Благодаря своим непрестанным стараниям миссис де Грэффенрид удалось завоевать большое влияние в свете. Она очень зла на язык, и все ее опасаются, добавила миссис Виви, однако и ей случалось встречать достойных противников. Однажды она пригласила к себе опереточную звезду, которая должна была выступать перед ее гостями; все мужчины обступили актрису; миссис де Грэффенрид пришла в бешенство и стала их разгонять; тогда актриса, непринужденно откинувшись на спинку кресла и томно взглянув на миссис де Грэффенрид, сказала: «Да ведь она на десять лет старше самого господа бога!»

Бедной миссис де Грэффенрид не забыть этого до конца жизни!

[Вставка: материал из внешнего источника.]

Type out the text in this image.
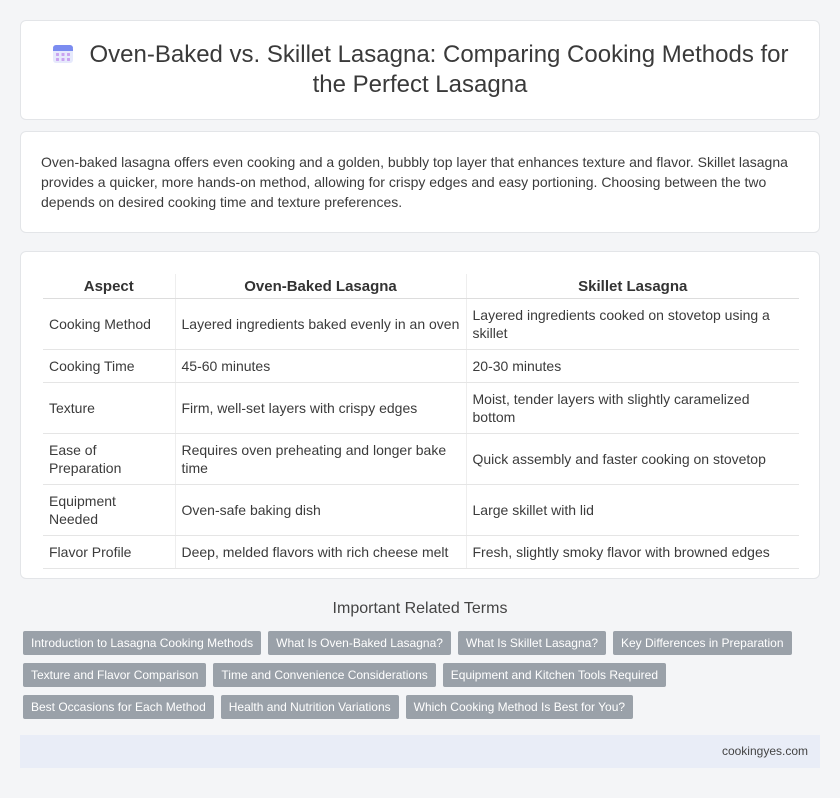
Oven-Baked vs. Skillet Lasagna: Comparing Cooking Methods for the Perfect Lasagna

Oven-baked lasagna offers even cooking and a golden, bubbly top layer that enhances texture and flavor. Skillet lasagna provides a quicker, more hands-on method, allowing for crispy edges and easy portioning. Choosing between the two depends on desired cooking time and texture preferences.

Aspect	Oven-Baked Lasagna	Skillet Lasagna
Cooking Method	Layered ingredients baked evenly in an oven	Layered ingredients cooked on stovetop using a skillet
Cooking Time	45-60 minutes	20-30 minutes
Texture	Firm, well-set layers with crispy edges	Moist, tender layers with slightly caramelized bottom
Ease of Preparation	Requires oven preheating and longer bake time	Quick assembly and faster cooking on stovetop
Equipment Needed	Oven-safe baking dish	Large skillet with lid
Flavor Profile	Deep, melded flavors with rich cheese melt	Fresh, slightly smoky flavor with browned edges
Important Related Terms
Introduction to Lasagna Cooking Methods	What Is Oven-Baked Lasagna?	What Is Skillet Lasagna?	Key Differences in Preparation
Texture and Flavor Comparison	Time and Convenience Considerations	Equipment and Kitchen Tools Required
Best Occasions for Each Method	Health and Nutrition Variations	Which Cooking Method Is Best for You?
cookingyes.com
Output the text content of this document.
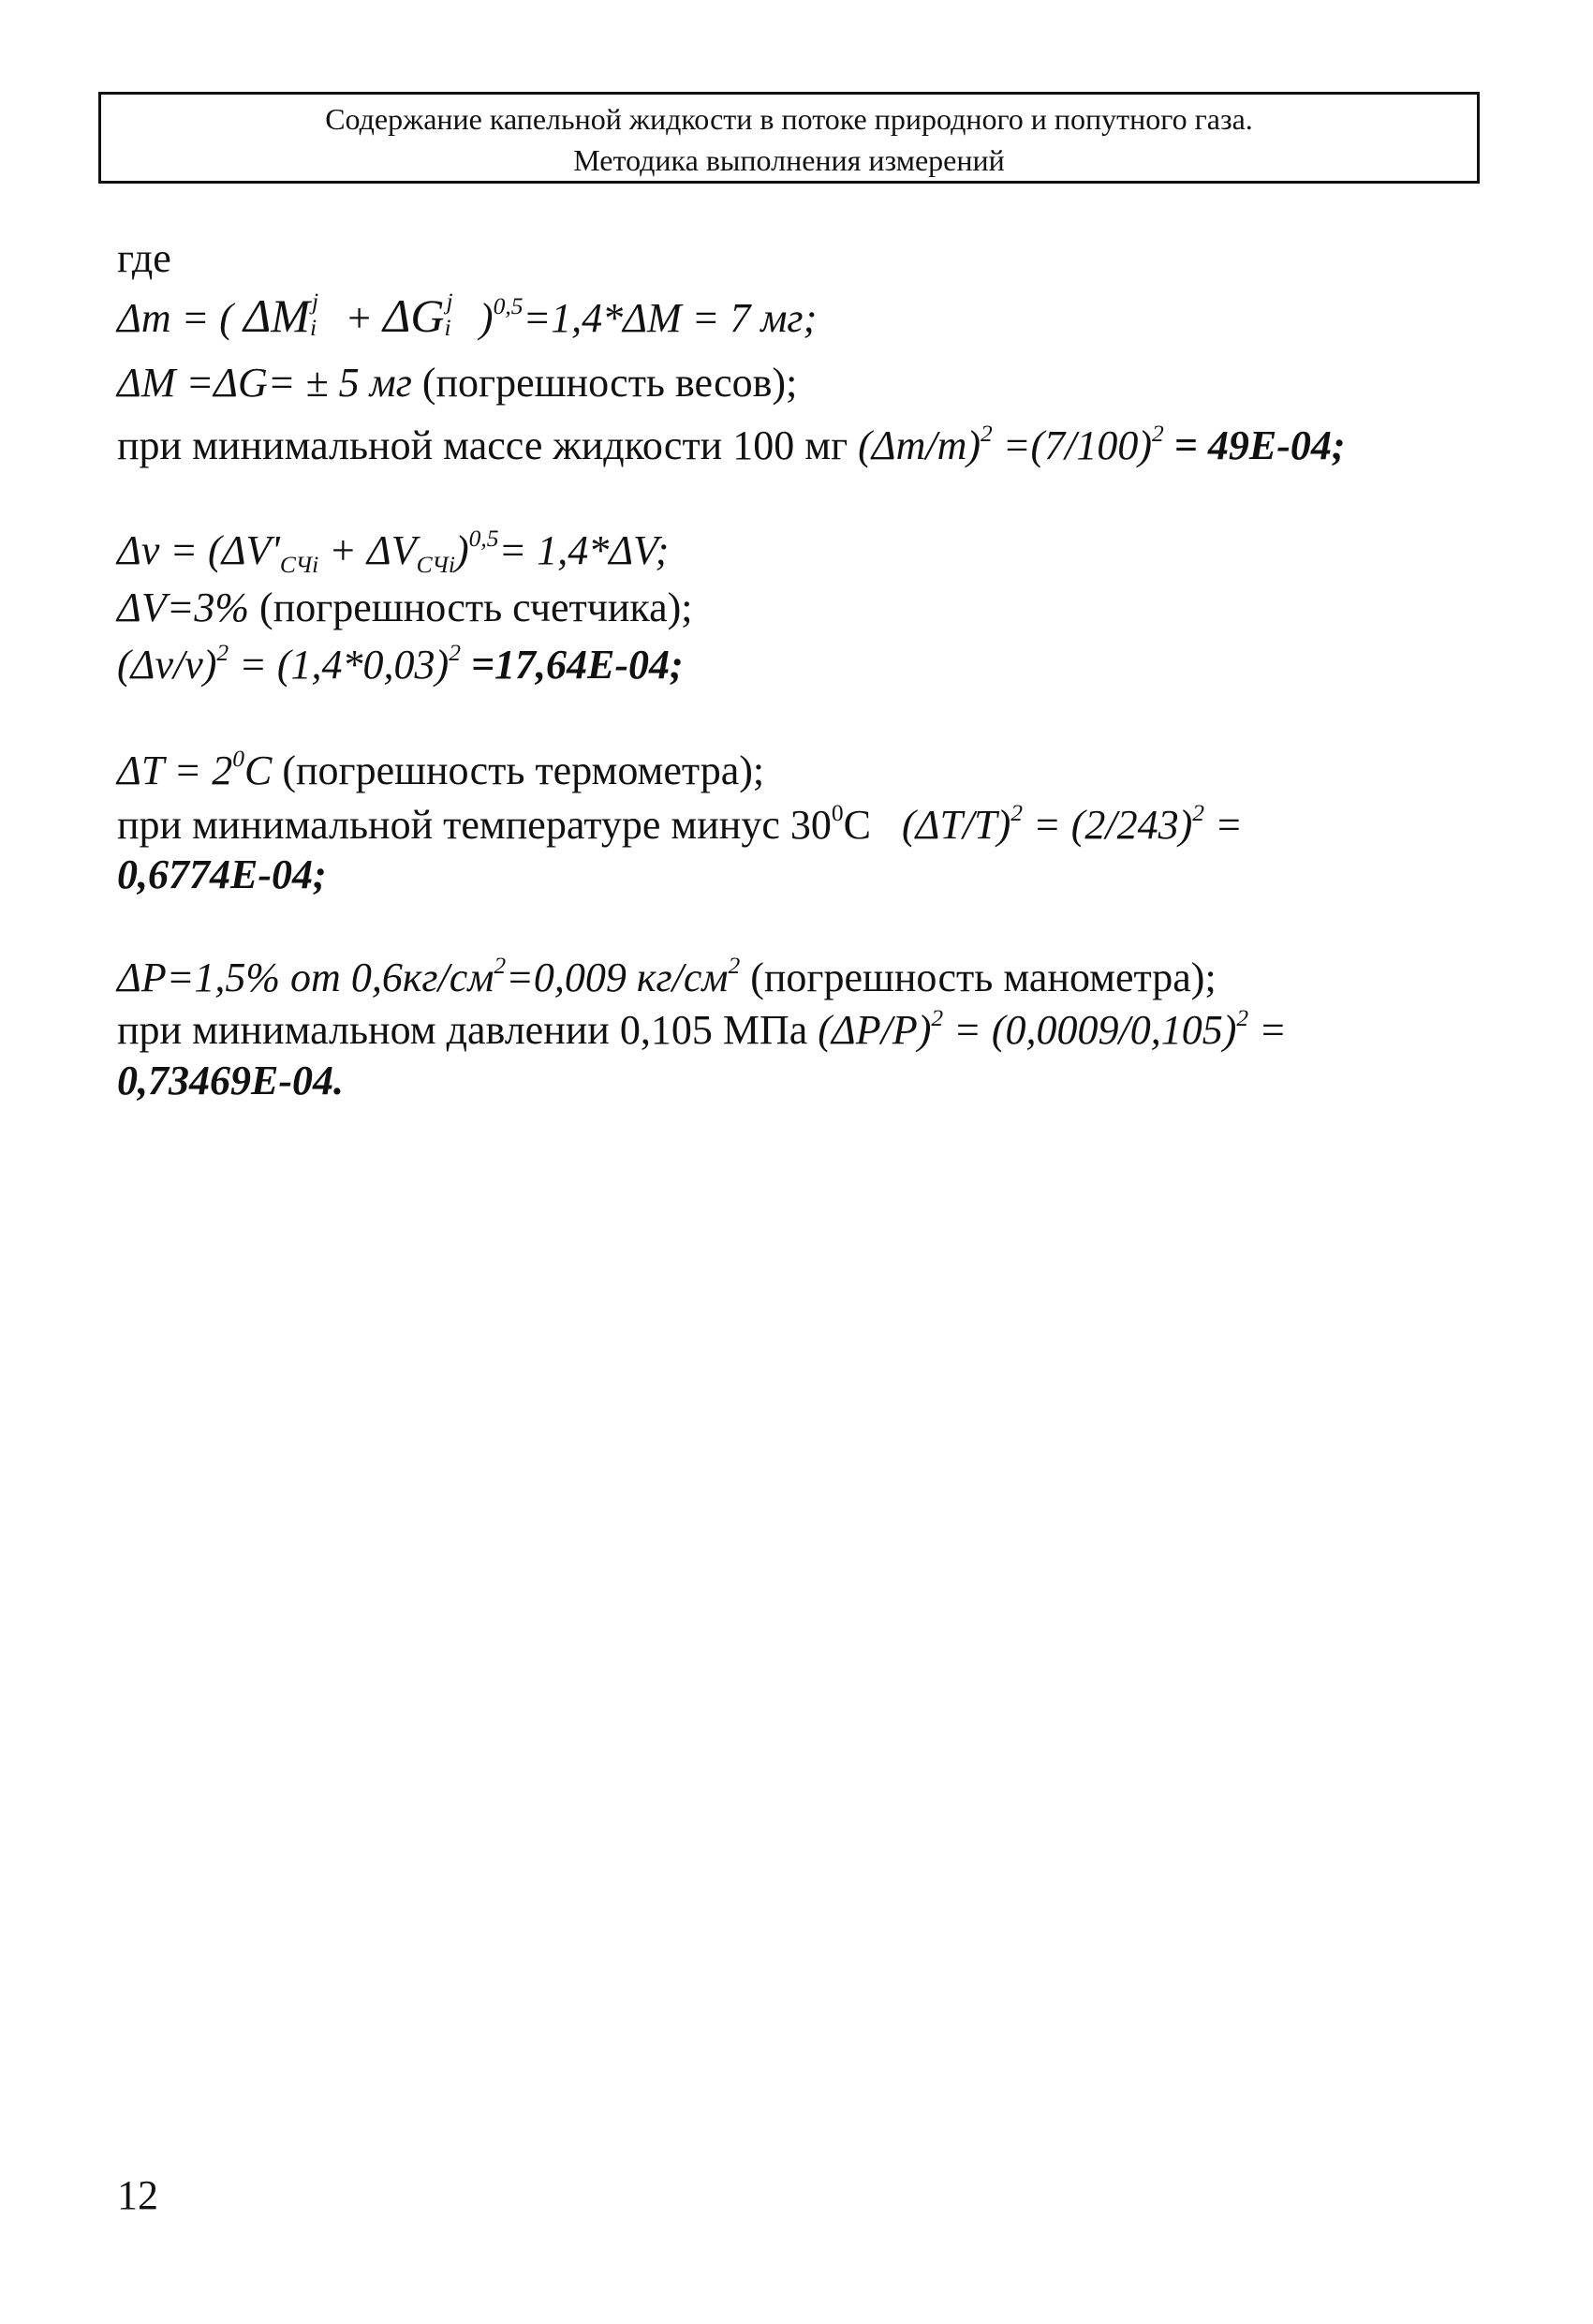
Содержание капельной жидкости в потоке природного и попутного газа.
Методика выполнения измерений
где
Δm = ( ΔM j
i + ΔG j
i )$^{0,5}$=1,4*ΔM = 7 мг;
ΔM =ΔG= ± 5 мг (погрешность весов);
при минимальной массе жидкости 100 мг $(\Delta m/m)^2 =(7/100)^2 = 49E-04$;
$\Delta v = (\Delta V'_{СЧi} + \Delta V_{СЧi})^{0,5}= 1,4*\Delta V$;
ΔV=3% (погрешность счетчика);
$(\Delta v/v)^2 = (1,4*0,03)^2 =17,64E-04$;
$\Delta T = 2^0C$ (погрешность термометра);
при минимальной температуре минус $30^0С$   $(\Delta T/T)^2 = (2/243)^2$ =
0,6774E-04;
ΔP=1,5% от $0,6кг/см^2=0,009$ $кг/см^2$ (погрешность манометра);
при минимальном давлении 0,105 МПа $(\Delta P/P)^2 = (0,0009/0,105)^2$ =
0,73469E-04.
12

В тот же вечер Монтэгю привелось наблюдать сходную картину. Около четырех часов утра миссис Виви пожелала поехать домой и попросила Монтэгю разыскать ее провожатого, графа Сент Эльм де Шампиньона,— кстати сказать, того самого, которого собирался застрелить ее муж. Монтэгю обошел весь дом и наконец спустился вниз,— там в специально отведенной для них комнате отдыхали и закусывали актеры. Несмотря на то, что секретарь миссис де Грэффенрид охранял входную дверь, кое-кому из молодых людей удалось пробраться в комнату, и все они уже распивали шампанское и назначали свидания хористкам. Там была и сама хозяйка дома; она собственноручно выталкивала из комнаты мужчин, которых набралось туда человек двадцать, а среди них и графа — кавалера миссис Виви!

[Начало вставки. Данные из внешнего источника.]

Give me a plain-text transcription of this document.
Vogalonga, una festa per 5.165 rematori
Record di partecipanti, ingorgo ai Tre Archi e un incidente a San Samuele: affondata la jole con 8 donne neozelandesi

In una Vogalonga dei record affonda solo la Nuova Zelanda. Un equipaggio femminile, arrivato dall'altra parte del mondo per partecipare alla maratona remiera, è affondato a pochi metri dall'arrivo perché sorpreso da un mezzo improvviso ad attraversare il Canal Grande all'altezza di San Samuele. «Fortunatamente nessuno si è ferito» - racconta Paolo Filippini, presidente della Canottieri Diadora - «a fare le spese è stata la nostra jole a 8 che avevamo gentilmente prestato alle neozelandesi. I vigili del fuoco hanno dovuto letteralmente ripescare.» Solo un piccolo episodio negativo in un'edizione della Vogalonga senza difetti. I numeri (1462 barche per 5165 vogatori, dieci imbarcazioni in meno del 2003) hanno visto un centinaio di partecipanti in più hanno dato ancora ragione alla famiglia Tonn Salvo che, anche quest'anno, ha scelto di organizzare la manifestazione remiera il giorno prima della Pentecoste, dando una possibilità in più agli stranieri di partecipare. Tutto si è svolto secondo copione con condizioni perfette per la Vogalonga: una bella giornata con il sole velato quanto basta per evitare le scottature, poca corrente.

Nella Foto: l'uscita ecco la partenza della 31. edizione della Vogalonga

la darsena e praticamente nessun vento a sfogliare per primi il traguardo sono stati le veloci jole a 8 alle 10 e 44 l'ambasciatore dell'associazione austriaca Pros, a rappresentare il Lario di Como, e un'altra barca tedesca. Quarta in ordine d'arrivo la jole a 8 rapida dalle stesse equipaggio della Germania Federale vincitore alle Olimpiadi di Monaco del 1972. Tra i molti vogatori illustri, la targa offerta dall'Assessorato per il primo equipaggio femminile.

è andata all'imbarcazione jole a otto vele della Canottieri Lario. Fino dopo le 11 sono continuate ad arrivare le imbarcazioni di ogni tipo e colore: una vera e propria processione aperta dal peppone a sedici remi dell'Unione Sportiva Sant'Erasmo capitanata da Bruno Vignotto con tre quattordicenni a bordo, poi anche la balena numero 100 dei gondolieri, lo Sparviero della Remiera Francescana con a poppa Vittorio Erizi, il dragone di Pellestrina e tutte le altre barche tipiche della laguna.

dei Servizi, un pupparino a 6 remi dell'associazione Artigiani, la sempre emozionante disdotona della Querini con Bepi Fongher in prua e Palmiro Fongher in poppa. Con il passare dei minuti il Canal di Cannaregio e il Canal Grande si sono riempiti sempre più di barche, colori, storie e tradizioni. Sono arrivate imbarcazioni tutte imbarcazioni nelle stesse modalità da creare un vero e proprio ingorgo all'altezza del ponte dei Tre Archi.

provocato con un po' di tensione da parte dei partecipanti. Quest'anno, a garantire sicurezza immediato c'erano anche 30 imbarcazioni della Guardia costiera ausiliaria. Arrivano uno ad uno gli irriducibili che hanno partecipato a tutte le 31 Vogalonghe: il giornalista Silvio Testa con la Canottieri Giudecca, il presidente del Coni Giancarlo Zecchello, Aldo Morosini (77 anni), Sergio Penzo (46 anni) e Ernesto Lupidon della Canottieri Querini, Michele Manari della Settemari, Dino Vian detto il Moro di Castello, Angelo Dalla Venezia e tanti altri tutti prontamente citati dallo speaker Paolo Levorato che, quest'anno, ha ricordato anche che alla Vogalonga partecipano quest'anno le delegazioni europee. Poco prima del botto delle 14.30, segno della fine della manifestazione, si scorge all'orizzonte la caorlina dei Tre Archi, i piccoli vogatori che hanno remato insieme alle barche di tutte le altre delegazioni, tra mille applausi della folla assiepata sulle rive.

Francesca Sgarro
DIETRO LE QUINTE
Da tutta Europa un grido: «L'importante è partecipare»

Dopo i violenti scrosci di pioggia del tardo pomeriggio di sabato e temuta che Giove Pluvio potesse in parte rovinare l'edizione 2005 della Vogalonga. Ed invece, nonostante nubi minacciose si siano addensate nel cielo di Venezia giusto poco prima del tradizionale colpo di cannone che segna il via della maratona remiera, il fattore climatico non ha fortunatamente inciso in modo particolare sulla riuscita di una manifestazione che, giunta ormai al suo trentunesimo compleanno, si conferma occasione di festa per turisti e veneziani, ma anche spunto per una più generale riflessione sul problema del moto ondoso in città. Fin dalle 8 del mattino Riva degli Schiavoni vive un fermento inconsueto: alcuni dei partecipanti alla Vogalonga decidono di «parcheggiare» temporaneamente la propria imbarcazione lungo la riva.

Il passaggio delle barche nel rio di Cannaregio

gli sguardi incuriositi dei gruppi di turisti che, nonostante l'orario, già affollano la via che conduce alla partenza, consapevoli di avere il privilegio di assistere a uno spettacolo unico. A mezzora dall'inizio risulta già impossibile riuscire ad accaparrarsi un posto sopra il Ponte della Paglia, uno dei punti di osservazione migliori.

Монтэгю передал то, что ему было поручено, снова поднялся наверх и стал ожидать своих, чтобы вместе отправиться домой. В курительной собралось несколько мужчин, так же, как он, кого-то ожидавших. А среди них оказался и майор Винэбл, беседовавший с незнакомым Монтэгю человеком.

— Идите сюда,— позвал его майор; и Монтэгю подошел, вглядываясь в лицо незнакомца.

Это был высокий широкоплечий человек могучего сложения, с небольшой головой и очень выразительным лицом: крепко сжатые губы, слегка опущенные углы рта, орлиный нос, глубоко сидящие проницательные глаза.

— Вы незнакомы с мистером Хэганом? — сказал майор.— Хэган, это мистер Аллен Монтэгю.

«Джим Хэган!»— Монтэгю сделал над собой усилие, чтобы отвести от него любопытный взгляд, и опустился в предложенное кресло.

— Хотите сигару?—сказал Хэган, протягивая свой портсигар.

Мистер Монтэгю совсем недавно переехал в Нью-Йорк,— сказал майор.— Он тоже южанин.

— Вот как?—откликнулся Хэган и поинтересовался из какого он штата.

Монтэгю ответил и добавил:

— Я имел удовольствие познакомиться на прошлой деле на выставке лошадей с вашей дочерью.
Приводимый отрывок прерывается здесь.